Microsoft Corp chief executive officer Steve Ballmer plans to extend a management shake-up aimed at adding senior product executives with an engineering background, two people with knowledge of the decision said.
Changes may be announced this month, said one of the people, who declined to be named because the plans are private.
Last month, Ballmer pushed out server division president and 23-year company veteran Bob Muglia, saying the company needed new leadership that could focus on areas such as cloud software.
The move would expand on an effort to promote managers who have engineering skills and experience executing product plans — a bid to help Microsoft catch up with rivals such as Apple Inc and Google Inc in Web services, smartphones and tablet computers. The overhaul also may quell criticism from the board and investors that Microsoft is falling behind in some markets. Four top executives have left the company since May.
EXECUTING VISION
“You see the engineering team ascending because Steve is realizing that there is a need to execute on a vision and in order to do that you have to actually understand how software is built,” said Wes Miller, an analyst at the Kirkland, Washington-based research firm Directions on Microsoft.
Frank Shaw, a spokesman for Redmond, Washington-based Microsoft, declined to comment.
The CEO wants to rectify Microsoft’s misfires in mobile phones and tablet computers, as well as ensure that the company doesn’t fall behind in cloud software. Cloud technology lets customers store their applications and information in remote data centers and access them over the Internet.

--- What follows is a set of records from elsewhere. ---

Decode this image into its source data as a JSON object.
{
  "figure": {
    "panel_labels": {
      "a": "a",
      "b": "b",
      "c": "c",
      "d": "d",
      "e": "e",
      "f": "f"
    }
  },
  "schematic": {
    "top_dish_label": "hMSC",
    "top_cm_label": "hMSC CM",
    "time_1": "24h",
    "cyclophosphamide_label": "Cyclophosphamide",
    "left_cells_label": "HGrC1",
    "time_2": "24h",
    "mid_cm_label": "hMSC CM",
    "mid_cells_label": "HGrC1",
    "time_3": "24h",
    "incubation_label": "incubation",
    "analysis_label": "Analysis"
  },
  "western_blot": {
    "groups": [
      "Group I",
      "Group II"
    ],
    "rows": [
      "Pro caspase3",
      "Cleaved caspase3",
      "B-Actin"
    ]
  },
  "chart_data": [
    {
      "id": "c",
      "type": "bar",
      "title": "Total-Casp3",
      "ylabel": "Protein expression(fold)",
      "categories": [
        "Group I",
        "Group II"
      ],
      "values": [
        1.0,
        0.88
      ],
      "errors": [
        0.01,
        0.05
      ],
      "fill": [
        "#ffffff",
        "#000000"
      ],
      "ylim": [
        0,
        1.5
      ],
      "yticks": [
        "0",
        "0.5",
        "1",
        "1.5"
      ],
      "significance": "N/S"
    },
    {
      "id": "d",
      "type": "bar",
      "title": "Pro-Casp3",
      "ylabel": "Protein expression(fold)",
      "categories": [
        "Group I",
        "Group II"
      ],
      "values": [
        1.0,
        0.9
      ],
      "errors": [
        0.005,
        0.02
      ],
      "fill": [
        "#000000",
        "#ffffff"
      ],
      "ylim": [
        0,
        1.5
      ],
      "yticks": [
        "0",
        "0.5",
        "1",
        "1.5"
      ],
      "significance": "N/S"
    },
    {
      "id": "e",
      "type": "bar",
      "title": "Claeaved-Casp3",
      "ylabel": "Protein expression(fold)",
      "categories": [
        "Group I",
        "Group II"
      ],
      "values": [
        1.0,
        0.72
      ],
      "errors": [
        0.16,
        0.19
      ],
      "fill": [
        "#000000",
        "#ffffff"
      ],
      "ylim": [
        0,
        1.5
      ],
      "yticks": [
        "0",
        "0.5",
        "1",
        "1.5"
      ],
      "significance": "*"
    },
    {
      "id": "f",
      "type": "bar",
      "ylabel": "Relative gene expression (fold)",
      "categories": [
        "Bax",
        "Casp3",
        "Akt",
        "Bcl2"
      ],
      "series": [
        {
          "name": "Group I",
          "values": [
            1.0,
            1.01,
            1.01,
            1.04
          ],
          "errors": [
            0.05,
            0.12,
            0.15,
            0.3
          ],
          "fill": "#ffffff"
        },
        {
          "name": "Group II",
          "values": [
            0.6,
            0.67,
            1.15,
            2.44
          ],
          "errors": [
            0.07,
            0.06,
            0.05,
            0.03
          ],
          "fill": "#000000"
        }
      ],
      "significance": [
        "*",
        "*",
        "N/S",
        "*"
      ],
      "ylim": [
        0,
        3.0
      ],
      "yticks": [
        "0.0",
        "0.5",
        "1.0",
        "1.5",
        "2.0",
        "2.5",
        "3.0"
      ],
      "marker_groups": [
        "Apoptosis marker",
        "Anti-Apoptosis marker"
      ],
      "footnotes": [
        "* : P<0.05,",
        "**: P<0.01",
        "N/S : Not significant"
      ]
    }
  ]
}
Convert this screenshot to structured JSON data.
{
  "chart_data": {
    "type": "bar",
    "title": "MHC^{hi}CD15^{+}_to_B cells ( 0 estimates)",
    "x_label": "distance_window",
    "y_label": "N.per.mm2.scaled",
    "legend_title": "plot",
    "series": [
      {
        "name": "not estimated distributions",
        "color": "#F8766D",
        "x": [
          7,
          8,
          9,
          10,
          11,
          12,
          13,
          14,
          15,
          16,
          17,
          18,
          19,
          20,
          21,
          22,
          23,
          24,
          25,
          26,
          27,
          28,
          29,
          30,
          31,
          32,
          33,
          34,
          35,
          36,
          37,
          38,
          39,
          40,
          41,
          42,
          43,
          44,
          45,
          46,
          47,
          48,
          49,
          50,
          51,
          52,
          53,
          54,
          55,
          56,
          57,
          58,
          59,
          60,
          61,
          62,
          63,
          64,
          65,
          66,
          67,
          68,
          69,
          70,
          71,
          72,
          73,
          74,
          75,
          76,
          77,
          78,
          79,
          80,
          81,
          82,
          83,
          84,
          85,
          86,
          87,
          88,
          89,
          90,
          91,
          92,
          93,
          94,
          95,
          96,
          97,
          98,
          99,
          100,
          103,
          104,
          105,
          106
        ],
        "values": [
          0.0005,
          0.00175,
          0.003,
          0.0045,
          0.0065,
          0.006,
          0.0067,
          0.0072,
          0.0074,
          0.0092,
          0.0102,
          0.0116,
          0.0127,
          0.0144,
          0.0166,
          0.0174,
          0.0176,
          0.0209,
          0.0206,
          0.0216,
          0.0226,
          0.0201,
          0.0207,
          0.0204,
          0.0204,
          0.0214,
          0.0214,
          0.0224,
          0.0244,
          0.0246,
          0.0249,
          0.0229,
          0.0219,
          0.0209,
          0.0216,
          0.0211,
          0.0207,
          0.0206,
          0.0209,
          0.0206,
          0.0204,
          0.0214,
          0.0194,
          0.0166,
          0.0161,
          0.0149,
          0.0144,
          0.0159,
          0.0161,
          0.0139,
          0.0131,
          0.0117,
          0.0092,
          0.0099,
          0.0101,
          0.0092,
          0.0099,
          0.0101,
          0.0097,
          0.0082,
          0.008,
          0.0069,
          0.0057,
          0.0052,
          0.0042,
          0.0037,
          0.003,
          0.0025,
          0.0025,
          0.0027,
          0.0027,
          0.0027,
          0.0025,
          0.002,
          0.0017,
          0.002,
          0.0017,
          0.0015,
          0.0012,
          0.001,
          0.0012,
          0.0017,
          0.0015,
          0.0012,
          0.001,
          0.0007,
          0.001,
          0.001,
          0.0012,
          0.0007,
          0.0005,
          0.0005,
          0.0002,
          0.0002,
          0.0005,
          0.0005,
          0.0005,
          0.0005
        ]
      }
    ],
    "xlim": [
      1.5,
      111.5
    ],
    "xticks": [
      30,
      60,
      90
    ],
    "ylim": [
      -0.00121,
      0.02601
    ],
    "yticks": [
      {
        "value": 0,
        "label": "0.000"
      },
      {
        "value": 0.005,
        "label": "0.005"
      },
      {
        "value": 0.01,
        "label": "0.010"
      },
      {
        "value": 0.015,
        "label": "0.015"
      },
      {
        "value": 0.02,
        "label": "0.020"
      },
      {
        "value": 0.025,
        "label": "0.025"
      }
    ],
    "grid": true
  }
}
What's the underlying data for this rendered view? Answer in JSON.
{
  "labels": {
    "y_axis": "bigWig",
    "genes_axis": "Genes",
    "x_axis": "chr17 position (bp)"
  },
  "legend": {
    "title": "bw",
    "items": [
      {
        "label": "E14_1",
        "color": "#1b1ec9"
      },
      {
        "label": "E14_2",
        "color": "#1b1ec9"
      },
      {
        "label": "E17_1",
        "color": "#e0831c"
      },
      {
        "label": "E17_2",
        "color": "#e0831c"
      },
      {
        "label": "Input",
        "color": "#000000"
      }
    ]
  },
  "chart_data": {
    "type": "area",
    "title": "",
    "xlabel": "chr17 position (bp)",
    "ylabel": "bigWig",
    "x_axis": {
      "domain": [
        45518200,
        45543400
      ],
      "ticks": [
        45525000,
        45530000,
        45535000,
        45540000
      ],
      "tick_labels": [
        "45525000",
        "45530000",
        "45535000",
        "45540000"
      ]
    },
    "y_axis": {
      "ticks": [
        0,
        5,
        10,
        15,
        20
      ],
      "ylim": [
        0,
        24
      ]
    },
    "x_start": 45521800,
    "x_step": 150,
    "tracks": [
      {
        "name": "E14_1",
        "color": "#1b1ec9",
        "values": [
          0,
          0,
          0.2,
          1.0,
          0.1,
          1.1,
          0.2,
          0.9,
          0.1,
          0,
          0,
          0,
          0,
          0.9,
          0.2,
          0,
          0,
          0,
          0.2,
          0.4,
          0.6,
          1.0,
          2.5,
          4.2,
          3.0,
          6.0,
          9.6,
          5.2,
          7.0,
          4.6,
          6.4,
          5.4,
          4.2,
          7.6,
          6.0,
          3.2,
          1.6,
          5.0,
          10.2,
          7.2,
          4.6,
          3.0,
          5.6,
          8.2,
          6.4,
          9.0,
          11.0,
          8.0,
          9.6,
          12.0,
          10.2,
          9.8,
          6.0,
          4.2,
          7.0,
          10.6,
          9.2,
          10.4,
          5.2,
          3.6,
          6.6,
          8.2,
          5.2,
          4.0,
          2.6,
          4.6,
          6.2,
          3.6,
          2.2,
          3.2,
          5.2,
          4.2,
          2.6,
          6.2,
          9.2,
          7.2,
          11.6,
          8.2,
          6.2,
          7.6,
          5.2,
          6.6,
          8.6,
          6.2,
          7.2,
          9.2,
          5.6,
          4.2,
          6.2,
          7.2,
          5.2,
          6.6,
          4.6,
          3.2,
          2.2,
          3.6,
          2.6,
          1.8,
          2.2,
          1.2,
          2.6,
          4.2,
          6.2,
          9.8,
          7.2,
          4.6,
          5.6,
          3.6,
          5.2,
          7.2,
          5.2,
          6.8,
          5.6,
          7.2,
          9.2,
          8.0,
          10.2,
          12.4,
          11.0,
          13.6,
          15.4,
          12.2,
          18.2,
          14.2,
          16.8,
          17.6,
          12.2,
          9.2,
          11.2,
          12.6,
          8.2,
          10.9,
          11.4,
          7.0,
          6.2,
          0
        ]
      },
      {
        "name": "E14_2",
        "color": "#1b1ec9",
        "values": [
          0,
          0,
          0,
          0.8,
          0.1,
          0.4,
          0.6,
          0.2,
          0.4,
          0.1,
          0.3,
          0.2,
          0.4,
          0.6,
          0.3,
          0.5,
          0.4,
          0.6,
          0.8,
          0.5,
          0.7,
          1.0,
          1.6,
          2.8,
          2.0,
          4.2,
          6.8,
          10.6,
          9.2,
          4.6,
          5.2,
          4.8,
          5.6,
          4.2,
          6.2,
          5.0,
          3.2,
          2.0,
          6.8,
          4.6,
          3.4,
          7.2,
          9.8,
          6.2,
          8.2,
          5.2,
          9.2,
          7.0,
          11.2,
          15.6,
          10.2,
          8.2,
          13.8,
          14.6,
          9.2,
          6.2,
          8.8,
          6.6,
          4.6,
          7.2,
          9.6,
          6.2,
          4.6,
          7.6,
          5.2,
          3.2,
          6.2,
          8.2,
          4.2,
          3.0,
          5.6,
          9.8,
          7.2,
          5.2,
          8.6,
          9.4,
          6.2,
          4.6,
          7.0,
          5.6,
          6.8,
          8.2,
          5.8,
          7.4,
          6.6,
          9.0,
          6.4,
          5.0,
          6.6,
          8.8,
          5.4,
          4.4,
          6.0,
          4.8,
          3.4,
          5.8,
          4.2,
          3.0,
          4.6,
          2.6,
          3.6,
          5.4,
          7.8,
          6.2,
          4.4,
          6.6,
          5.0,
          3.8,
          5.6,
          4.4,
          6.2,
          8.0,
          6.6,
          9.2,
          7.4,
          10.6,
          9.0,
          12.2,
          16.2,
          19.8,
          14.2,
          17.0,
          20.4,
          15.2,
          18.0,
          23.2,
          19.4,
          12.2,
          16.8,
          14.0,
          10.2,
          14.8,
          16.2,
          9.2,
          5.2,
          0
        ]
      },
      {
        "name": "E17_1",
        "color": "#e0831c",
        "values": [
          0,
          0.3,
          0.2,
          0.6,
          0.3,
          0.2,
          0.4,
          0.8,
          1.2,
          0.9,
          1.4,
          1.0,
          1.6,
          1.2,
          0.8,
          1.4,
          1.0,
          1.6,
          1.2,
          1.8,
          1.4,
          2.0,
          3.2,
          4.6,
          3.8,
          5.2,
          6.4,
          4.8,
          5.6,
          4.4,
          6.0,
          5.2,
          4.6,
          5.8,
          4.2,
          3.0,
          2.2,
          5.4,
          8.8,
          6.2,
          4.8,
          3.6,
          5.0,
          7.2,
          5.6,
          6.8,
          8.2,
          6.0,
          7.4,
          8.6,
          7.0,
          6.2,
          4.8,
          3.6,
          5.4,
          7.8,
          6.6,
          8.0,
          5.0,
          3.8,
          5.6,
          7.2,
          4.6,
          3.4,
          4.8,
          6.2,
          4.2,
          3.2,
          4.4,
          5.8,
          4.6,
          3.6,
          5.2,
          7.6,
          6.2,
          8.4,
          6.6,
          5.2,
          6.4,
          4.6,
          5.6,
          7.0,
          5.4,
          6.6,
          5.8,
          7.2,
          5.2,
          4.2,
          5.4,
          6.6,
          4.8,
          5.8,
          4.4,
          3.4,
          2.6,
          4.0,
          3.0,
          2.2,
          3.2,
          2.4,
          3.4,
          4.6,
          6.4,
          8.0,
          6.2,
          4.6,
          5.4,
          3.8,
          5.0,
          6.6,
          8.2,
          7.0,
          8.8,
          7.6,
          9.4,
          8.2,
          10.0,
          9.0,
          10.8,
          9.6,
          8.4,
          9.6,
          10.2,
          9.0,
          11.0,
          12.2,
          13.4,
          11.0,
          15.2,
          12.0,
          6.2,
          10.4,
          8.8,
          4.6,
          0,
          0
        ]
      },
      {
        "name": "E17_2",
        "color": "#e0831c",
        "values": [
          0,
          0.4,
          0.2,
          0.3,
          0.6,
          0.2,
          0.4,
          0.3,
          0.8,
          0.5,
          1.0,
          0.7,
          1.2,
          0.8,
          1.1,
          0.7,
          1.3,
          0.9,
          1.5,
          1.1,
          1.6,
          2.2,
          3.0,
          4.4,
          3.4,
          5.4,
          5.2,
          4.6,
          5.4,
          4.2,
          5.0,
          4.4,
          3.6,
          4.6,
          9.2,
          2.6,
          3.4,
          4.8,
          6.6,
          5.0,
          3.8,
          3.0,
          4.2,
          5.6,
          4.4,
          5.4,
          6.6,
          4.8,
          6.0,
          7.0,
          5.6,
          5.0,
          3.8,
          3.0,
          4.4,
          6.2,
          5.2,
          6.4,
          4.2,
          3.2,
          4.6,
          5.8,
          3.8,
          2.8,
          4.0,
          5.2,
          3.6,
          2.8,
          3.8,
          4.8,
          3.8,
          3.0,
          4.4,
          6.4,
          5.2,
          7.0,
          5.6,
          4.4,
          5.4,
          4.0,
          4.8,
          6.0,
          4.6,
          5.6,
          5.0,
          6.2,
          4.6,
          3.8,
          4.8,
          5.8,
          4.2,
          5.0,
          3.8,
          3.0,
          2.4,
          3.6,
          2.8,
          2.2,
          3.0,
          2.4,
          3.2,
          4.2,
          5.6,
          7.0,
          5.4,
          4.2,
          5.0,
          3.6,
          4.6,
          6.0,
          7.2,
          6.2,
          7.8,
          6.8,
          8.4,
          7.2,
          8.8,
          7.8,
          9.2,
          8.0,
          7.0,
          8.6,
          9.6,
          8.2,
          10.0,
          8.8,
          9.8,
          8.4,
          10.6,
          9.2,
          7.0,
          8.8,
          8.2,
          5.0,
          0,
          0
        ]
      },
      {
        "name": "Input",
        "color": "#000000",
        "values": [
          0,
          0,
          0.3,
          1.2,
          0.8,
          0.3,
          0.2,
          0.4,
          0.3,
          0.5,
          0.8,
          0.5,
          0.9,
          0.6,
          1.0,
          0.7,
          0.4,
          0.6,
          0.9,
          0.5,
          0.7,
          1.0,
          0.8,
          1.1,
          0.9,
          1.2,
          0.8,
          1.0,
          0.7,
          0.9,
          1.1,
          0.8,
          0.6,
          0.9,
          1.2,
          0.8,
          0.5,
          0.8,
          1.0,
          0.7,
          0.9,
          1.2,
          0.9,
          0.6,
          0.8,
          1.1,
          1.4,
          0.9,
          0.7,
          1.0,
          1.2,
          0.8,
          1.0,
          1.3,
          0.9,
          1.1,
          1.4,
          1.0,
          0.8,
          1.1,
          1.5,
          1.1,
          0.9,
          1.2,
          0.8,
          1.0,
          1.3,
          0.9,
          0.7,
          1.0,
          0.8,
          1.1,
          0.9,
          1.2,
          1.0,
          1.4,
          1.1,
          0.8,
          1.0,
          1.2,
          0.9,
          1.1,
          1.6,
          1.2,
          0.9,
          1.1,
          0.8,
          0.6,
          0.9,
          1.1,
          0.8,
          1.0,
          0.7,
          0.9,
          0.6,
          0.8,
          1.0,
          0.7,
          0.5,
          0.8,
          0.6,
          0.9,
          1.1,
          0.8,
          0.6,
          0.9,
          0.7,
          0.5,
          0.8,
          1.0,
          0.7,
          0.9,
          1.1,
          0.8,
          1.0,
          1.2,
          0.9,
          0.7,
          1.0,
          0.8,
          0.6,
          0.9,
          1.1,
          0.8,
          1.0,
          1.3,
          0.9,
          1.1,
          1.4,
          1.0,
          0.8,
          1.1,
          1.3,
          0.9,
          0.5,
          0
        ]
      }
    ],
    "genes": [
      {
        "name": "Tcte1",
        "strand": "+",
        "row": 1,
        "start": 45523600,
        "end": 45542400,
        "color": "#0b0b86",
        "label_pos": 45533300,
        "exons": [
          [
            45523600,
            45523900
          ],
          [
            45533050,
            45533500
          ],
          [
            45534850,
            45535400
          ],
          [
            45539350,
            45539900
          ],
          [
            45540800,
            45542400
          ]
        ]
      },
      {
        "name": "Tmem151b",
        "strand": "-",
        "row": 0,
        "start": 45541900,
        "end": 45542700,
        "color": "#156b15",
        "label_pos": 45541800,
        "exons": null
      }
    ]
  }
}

Muglia’s replacement will most likely be an executive who knows how to combine server software with Web-based services, one of the people said. Shuffling the management team also would let Ballmer re-exert his influence amid mounting criticism from investors, the people said. Microsoft’s stock price is little changed over the past year, compared with an 80 percent gain at Apple and 16 percent at Google.
TABLET THREAT
Investors are concerned that the company is falling too far behind in tablet computers and mobile phones, Tony Ursillo, an analyst at Loomis Sayles & Co in Boston, said last month. Those devices could replace some personal-computer purchases, hurting revenue from Microsoft’s Windows operating system, he said.
Ballmer received 100 percent of his target bonus for the past fiscal year, instead of a maximum of 200 percent, because of the failure of a mobile phone called the Kin, the loss of market share in smartphone software and the need for more innovation in that area, the board said in the filing.